После того, как я в третий раз ответил «верую», мне поднесли совершенно новую длинную, домотканого полотна рубаху, которую я одел прямо в воде, после чего только смог выйти. Подол рубахи спускался чуть не до колен, потому отсутствие штанов на мне не смущало ни меня, ни прочих свидетелей таинства. Меня заставили встать на колени и, читая молитвы, один из стариков остро отточенным ножом коротко пообрезал мою бороду и волосы (тут я, честно говоря, искренне возрадовался, что попал не в общину иудеев и отделался лишь потерей волос). Старец надел мне на шею простенький медный крестик без всяких рисунков и надписей. Со мной по очереди обнялись все присутствующие и двукратно расцеловали в обе щеки, приговаривая «приветствую тя, брат». Я отвечал тем же. Одежду мою, меж тем, выловили длинной палкой из воды, не позволяя коснуться берега, и бросили в разведенный специально для этого костер. Туда же последовали волосы. Пока костер догорал, уничтожая следы мирского, все, вслед за Старцем, читали молитвы и вдохновенно спели несколько псалмов. Затем пепел развеяли над рекой, а кострище забросано песком. Никакого следа от моей мирской одежды не должно осталось и в помине.
В конце церемонии мне презентовали порты – свободные штаны из некрашеной ткани, кожаные сапоги с «поддевками» (портянками) и пояс – все это символизировало то, что теперь я не только крещеный единоверец прочим, но и признан взрослым, полноправным членом общины. В ходе церемонии я как бы прошел символический путь от рождения до зрелости. Никаких крестных отцов или матерей не предусматривалось.
По возвращению в скит мы обнаружили на центральной площади два составленных встык длинных стола. На столах стояло лишь несколько больших мисок (похожих скорее на тазы), полных дымящейся каши. Возвышался горкой ломанный толстыми ломтями черный хлеб.

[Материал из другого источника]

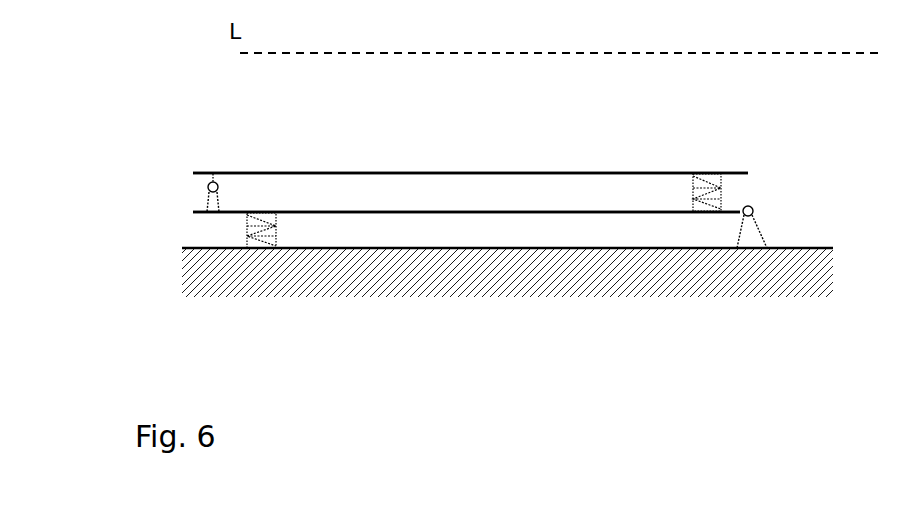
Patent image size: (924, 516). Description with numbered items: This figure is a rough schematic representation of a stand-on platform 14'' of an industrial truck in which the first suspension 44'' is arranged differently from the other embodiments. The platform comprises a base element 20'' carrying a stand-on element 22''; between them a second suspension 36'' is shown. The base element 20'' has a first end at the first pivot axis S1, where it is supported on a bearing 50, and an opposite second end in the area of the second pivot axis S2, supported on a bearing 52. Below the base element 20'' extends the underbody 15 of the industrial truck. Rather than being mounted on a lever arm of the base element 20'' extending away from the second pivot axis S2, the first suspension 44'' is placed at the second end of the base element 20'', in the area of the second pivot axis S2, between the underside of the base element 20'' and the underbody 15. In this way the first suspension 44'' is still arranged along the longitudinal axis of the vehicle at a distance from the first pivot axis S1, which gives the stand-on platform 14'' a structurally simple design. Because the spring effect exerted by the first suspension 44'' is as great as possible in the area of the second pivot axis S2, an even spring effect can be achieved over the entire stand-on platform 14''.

The stand-on platform 14'' is at (443, 140).
The stand-on element 22'' is at (470, 130).
The base element 20'' is at (466, 289).
The underbody 15 is at (512, 280).
The first suspension 44'' is at (184, 255).
The second suspension 36'' is at (685, 141).
The second pivot axis S2 is at (207, 187).
The bearing 52 is at (205, 203).
The first pivot axis S1 is at (752, 208).
The bearing 50 is at (752, 237).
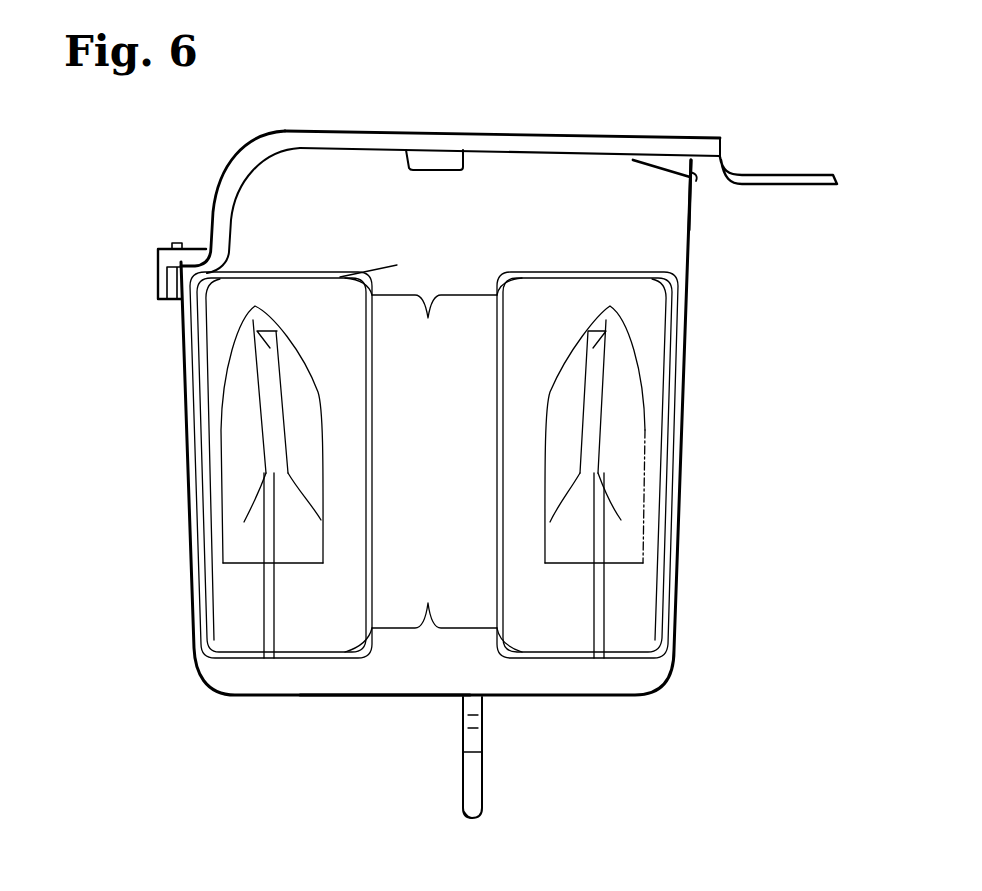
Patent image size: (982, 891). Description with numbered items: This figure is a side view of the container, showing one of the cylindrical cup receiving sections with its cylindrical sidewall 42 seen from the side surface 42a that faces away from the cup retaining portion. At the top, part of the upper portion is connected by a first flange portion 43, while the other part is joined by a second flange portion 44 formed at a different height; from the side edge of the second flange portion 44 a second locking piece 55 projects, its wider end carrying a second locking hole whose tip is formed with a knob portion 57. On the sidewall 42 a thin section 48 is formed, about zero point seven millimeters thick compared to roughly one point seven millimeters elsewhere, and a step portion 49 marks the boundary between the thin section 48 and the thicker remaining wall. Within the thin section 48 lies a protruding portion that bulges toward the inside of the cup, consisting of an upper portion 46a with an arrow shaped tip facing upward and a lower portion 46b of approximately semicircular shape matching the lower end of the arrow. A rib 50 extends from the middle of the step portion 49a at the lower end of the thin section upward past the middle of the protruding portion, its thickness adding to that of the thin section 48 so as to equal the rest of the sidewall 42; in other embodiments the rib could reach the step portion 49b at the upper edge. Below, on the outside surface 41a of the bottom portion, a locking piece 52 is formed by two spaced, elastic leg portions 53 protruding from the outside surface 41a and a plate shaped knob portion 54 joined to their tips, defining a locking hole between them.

The outside surface of the bottom portion 41a is at (386, 697).
The cylindrical sidewall 42 is at (653, 194).
The side surface of the sidewall 42a is at (657, 249).
The first flange portion 43 is at (190, 245).
The second flange portion 44 is at (498, 136).
The upper portion of the protruding portion 46a is at (243, 378).
The lower portion of the protruding portion 46b is at (257, 537).
The thin section 48 is at (237, 627).
The step portion 49 is at (681, 291).
The step portion on the lower end of the thin section 49a is at (434, 602).
The step portion on the upper portion of the thin section 49b is at (434, 324).
The rib 50 is at (287, 413).
The locking piece 52 is at (486, 828).
The leg portion 53 is at (480, 723).
The knob portion 54 is at (482, 787).
The second locking piece 55 is at (764, 140).
The knob portion 57 is at (805, 172).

Стояли крынки с чистой водой. Во-главе стола сел Старец. По правую руку от него, по мере убывания старшинства, старики. По левую – взрослые мужчины. Я был посажен в самом их завершении, в отдалении от Старца, так как, несмотря на то, что и стал виновником торжества, но считался младшим из взрослых членов общины, еще не доказавшим ей своей полезности. Ни вилок, ни ложек, ни ножей на столе не заметно.